Selected references (for the date & zodiac bits; quick, readable sources)

  • Paris Liberation, 25 Aug 1944; U.S. National Park Service, 25 Aug 1916 — Encyclopaedia Britannica “On This Day” and NPS history pages.
  • Great Moon Hoax, 1835; Captain Matthew Webb’s Channel swim, 25 Aug 1875History.com “This Day in History”.
  • Uruguay Independence Day (25 Aug 1825) — Uruguay government/cultural portals and widely cited calendars of national days.
  • Voyager missions — NASA/JPL mission pages and Voyager timeline (Neptune flyby on 25 Aug 1989; Voyager 1 entering interstellar space on 25 Aug 2012).
  • Gemini 5 — NASA mission summary pages detailing launch (21 Aug 1965) and mission timeline through late August.
  • Chinese sexagenary cycle — concise overviews in general reference works;
  • 1965 = Wood Snake; 2025 = Wood Snake — widely available almanac-style summaries (e.g., China Highlights / TravelChinaGuide) showing Lunar-year boundaries (1965: 2 Feb 1965–20 Jan 1966; 2025: 29 Jan 2025–16 Feb 2026).

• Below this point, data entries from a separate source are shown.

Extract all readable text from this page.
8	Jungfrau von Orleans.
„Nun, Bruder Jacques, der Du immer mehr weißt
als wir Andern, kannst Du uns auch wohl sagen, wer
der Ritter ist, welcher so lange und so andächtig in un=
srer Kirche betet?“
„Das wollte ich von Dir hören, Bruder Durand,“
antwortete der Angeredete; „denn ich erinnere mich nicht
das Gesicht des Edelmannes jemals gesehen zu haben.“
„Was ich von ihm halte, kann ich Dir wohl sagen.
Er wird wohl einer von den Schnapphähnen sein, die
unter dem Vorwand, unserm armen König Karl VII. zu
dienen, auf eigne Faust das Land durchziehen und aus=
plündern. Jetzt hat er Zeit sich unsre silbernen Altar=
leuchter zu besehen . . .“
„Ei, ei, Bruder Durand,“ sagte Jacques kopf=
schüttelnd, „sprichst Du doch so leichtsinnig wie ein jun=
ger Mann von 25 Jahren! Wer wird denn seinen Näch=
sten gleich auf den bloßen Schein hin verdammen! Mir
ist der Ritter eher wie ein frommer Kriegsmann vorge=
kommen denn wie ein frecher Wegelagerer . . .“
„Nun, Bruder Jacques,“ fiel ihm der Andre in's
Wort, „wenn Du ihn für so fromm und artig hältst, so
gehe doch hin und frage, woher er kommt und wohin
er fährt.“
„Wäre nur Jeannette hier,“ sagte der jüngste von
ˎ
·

(If you need me to paste specific URLs, I’ll happily list them; I’ve kept the references human-sized for readability and to avoid turning a birthday into a footnote festival.)


A final greeting

To everyone who read, commented, argued politely, or quietly checked a backup after a paragraph made you wince—thank you. You’ve been my chorus and my editors, my friendly hecklers and my accidental teachers. If you see me online next week, I’ll be the chap with a slightly smaller slice of cake, a slightly larger grin, and exactly the same advice:

Do the boring thing that works. Speak plainly. Be kind. Bring snacks.